SULAWESI TENGGARA — RUPST Antam yang digelar pekan lalu tidak hanya memutuskan soal dividen jumbo. Pemegang saham juga menyetujui perubahan jajaran direksi dan komisaris, serta memberikan lampu hijau bagi perusahaan untuk menggarap proyek hilirisasi nikel guna mendukung ekosistem baterai kendaraan listrik nasional.
Dividen Rp5,04 Triliun dan Sisa Laba untuk Ekspansi
Dari total laba bersih Rp7,92 triliun yang dibukukan pada 2025, Antam mengalokasikan Rp5,04 triliun sebagai dividen. Sisanya, Rp2,16 triliun atau 30 persen, akan ditahan sebagai saldo laba untuk membiayai pengembangan usaha dan proyek-proyek strategis ke depan.
Kinerja positif ini ditopang oleh pendapatan yang naik 22 persen menjadi Rp84,64 triliun. Direktur Utama Antam, Untung Budiharto, menyebut pencapaian ini sebagai yang terbaik sepanjang sejarah perseroan, meskipun harga komoditas global bergejolak dan ekonomi makro tidak menentu.

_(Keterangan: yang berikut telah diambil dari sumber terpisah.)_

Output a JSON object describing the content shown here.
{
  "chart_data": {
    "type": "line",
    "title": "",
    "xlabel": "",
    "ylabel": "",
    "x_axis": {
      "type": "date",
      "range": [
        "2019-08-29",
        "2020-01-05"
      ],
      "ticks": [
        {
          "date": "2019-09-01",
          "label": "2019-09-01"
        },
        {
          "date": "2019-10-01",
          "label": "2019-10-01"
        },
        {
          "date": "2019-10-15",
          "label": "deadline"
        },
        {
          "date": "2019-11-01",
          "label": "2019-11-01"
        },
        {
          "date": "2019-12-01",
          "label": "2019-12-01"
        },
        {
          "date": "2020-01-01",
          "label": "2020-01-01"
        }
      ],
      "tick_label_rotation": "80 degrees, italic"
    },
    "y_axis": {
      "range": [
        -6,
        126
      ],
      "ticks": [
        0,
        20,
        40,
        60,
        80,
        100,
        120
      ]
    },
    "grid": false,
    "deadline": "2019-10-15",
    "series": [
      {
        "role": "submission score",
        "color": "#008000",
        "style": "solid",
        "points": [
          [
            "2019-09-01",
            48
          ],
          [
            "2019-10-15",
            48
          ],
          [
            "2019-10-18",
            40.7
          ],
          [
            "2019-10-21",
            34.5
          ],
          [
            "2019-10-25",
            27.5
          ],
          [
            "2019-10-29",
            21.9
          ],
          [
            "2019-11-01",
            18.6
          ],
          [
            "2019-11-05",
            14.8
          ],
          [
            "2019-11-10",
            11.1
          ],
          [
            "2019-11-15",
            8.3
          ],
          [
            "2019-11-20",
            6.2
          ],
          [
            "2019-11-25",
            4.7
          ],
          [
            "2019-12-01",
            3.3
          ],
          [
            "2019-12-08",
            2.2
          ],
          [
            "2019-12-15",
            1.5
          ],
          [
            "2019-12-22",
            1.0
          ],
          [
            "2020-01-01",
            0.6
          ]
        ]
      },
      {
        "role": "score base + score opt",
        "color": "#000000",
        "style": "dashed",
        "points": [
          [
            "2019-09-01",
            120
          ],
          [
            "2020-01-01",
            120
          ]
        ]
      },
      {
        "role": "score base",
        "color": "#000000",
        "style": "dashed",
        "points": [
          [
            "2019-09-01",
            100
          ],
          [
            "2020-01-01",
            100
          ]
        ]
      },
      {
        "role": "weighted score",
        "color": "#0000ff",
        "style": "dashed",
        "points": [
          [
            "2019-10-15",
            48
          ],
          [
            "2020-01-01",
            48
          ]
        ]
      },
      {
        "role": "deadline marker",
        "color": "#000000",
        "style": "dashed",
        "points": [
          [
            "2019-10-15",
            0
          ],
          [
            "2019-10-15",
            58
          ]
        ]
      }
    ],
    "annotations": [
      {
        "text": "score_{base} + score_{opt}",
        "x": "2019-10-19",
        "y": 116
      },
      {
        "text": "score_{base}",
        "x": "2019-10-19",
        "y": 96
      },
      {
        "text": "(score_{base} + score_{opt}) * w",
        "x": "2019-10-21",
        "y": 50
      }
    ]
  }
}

"Capaian ini mencerminkan kuatnya fundamental bisnis, efektivitas strategi yang dijalankan secara disiplin, serta komitmen seluruh insan Antam," ujar Untung dalam keterbukaan informasi di Bursa Efek Indonesia.

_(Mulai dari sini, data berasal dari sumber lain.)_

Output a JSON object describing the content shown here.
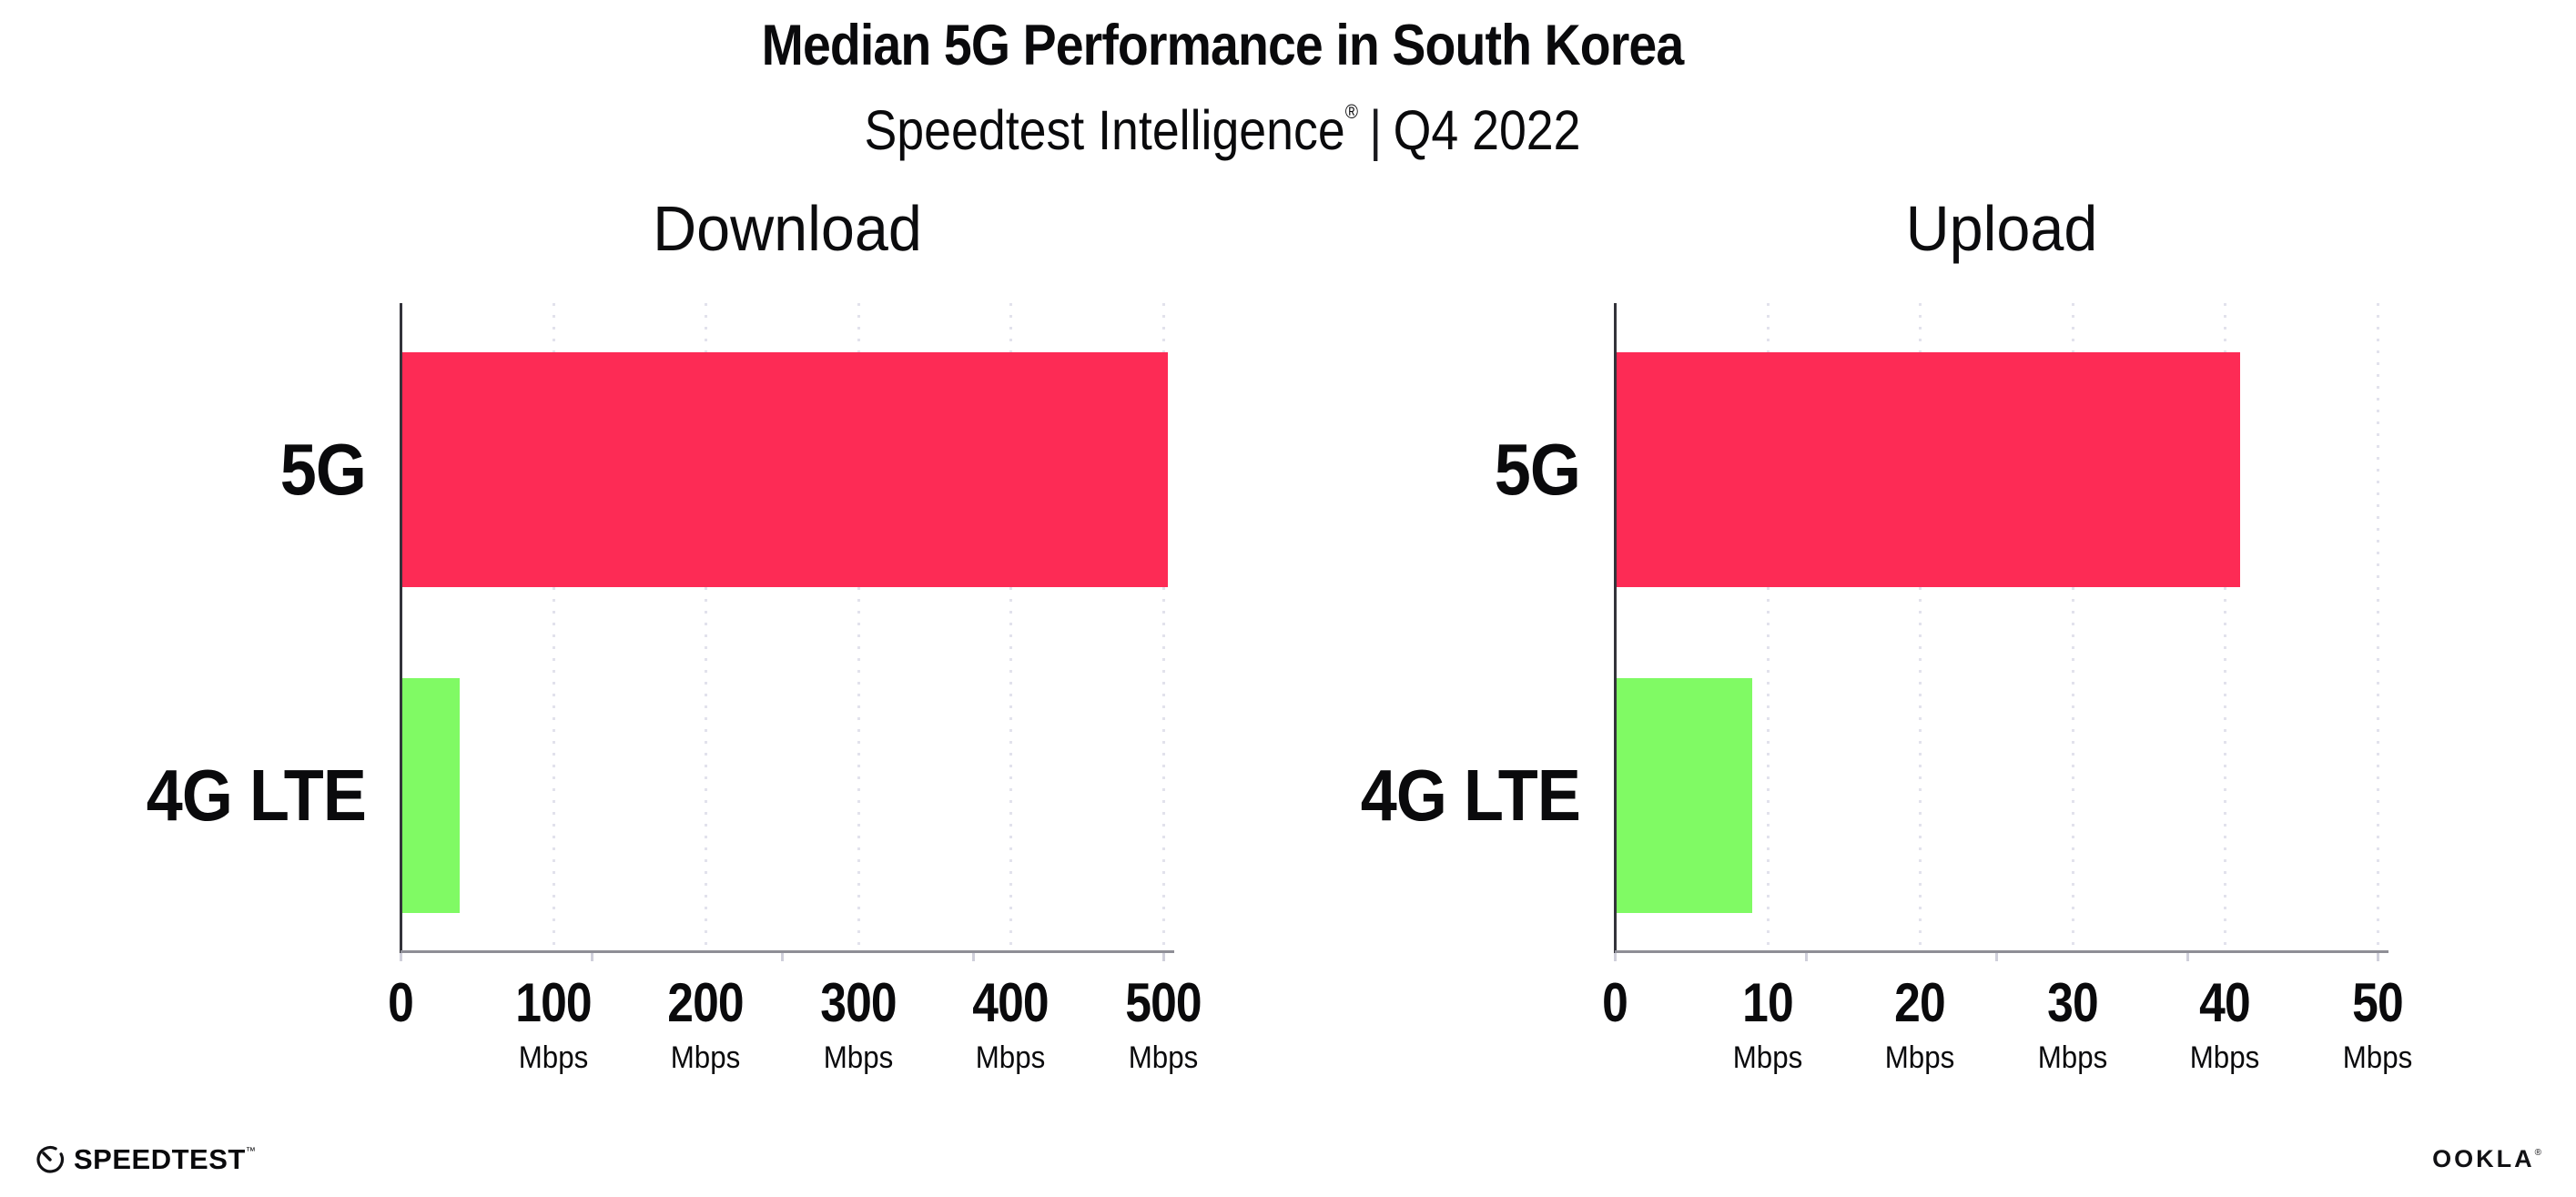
{
  "header": {
    "title": "Median 5G Performance in South Korea",
    "subtitle_brand": "Speedtest Intelligence",
    "subtitle_reg": "®",
    "subtitle_sep": "|",
    "subtitle_period": "Q4 2022"
  },
  "colors": {
    "bar_5g_pink": "#FD2B55",
    "bar_4g_green": "#80FA64",
    "gridline": "#e2e2ec",
    "y_axis_line": "#33333a",
    "x_axis_line": "#8e8e96",
    "text": "#0a0a0c",
    "background": "#ffffff"
  },
  "chart_data": [
    {
      "type": "bar",
      "orientation": "horizontal",
      "title": "Download",
      "categories": [
        "5G",
        "4G LTE"
      ],
      "values": [
        503,
        39
      ],
      "unit": "Mbps",
      "xlim": [
        0,
        500
      ],
      "xticks": [
        0,
        100,
        200,
        300,
        400,
        500
      ],
      "tick_unit_label": "Mbps",
      "grid": "vertical-dotted",
      "legend": "none",
      "bar_colors": [
        "#FD2B55",
        "#80FA64"
      ]
    },
    {
      "type": "bar",
      "orientation": "horizontal",
      "title": "Upload",
      "categories": [
        "5G",
        "4G LTE"
      ],
      "values": [
        41,
        9
      ],
      "unit": "Mbps",
      "xlim": [
        0,
        50
      ],
      "xticks": [
        0,
        10,
        20,
        30,
        40,
        50
      ],
      "tick_unit_label": "Mbps",
      "grid": "vertical-dotted",
      "legend": "none",
      "bar_colors": [
        "#FD2B55",
        "#80FA64"
      ]
    }
  ],
  "footer": {
    "speedtest_label": "SPEEDTEST",
    "speedtest_tm": "™",
    "ookla_label_start": "OO",
    "ookla_label_k": "K",
    "ookla_label_end": "LA",
    "ookla_reg": "®"
  }
}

Garap Hilirisasi Nikel untuk Baterai EV
Dalam RUPST yang sama, pemegang saham menyetujui Antam menerima penugasan khusus dari pemerintah untuk mempercepat program hilirisasi nikel dan pengembangan ekosistem baterai kendaraan listrik. Proyek ini mencakup seluruh rantai nilai, mulai dari pertambangan, pembangunan pabrik pengolahan (RKEF/RKSBF dan HPAL), hingga fasilitas daur ulang baterai.

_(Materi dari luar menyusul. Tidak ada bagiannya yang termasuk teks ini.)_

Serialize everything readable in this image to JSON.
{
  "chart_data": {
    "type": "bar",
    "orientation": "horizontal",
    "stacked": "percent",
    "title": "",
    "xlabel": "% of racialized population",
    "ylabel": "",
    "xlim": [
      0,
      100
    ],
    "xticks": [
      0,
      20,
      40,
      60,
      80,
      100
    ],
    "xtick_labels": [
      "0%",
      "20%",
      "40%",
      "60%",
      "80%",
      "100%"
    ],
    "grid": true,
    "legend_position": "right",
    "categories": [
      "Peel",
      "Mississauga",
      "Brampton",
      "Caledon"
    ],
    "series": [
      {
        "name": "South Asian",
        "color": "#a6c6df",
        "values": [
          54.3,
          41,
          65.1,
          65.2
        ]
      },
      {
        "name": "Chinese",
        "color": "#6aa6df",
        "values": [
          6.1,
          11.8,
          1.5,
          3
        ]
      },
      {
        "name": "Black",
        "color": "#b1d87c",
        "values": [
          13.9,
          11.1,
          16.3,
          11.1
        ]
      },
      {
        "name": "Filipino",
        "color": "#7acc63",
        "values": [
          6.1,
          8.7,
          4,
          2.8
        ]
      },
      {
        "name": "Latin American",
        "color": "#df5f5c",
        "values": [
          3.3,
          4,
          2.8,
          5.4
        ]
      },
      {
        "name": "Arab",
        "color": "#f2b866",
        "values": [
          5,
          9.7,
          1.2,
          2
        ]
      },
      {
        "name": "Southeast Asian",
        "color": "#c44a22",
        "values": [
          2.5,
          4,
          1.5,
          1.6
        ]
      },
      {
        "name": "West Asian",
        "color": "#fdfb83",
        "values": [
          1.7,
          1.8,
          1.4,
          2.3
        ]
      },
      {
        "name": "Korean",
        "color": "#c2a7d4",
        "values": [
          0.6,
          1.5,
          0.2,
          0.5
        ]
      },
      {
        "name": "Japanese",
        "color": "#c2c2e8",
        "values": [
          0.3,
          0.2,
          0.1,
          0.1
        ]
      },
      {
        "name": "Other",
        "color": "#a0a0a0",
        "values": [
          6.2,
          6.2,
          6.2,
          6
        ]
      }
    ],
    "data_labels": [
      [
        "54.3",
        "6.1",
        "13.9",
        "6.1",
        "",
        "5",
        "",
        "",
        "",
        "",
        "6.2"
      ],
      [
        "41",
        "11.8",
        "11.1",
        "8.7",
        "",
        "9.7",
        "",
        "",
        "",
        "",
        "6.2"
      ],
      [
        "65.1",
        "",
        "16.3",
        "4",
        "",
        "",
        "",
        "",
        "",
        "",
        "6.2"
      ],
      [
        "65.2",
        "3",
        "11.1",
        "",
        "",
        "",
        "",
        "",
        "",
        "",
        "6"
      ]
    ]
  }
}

Untuk merealisasikannya, Antam akan bekerja sama dengan PT Industri Baterai Indonesia (IBI) dan konsorsium asing yang terdiri dari Zhejiang Huayou Cobalt, EVE Energy, serta PT Daaz Bara Lestari. Langkah ini diharapkan tidak hanya meningkatkan nilai tambah sumber daya mineral nasional, tetapi juga memperkuat posisi Indonesia dalam rantai pasok industri baterai global.
Perombakan Direksi dan Komisaris
RUPST juga mengukuhkan perubahan susunan pengurus perusahaan. Rudy Salahuddin Ramto resmi diberhentikan sebagai Komisaris per 19 Desember 2025, sementara I Dewa Wirantaya yang sebelumnya menjabat Direktur Pengembangan Usaha kini beralih posisi menjadi Direktur Strategi Hilirisasi dan Operasi Hilir.
Selain itu, pemegang saham memberhentikan Arianto Sabtonugroho Rudjito dari jabatan Direktur Keuangan dan Manajemen Risiko. Posisinya digantikan oleh Arini Kasmira. Adapun Aryanto Wibowo diangkat sebagai Komisaris baru.
Dengan perubahan ini, jajaran Direksi Antam kini terdiri dari Untung Budiharto (Direktur Utama), I Dewa Bagus Sugata Wirantaya (Direktur Strategi Hilirisasi dan Operasi Hilir), Hartono (Direktur Pengelolaan Sumber Daya Mineral), dan Arini Kasmira (Direktur Keuangan dan Manajemen Risiko). Sementara itu, Komisaris Utama tetap dijabat oleh Irwandy Arif, didampingi Elen Setiadi, Ridwan, Rudy Sufahriadi, Aryanto Wibowo, dan Pius Lustrilanang.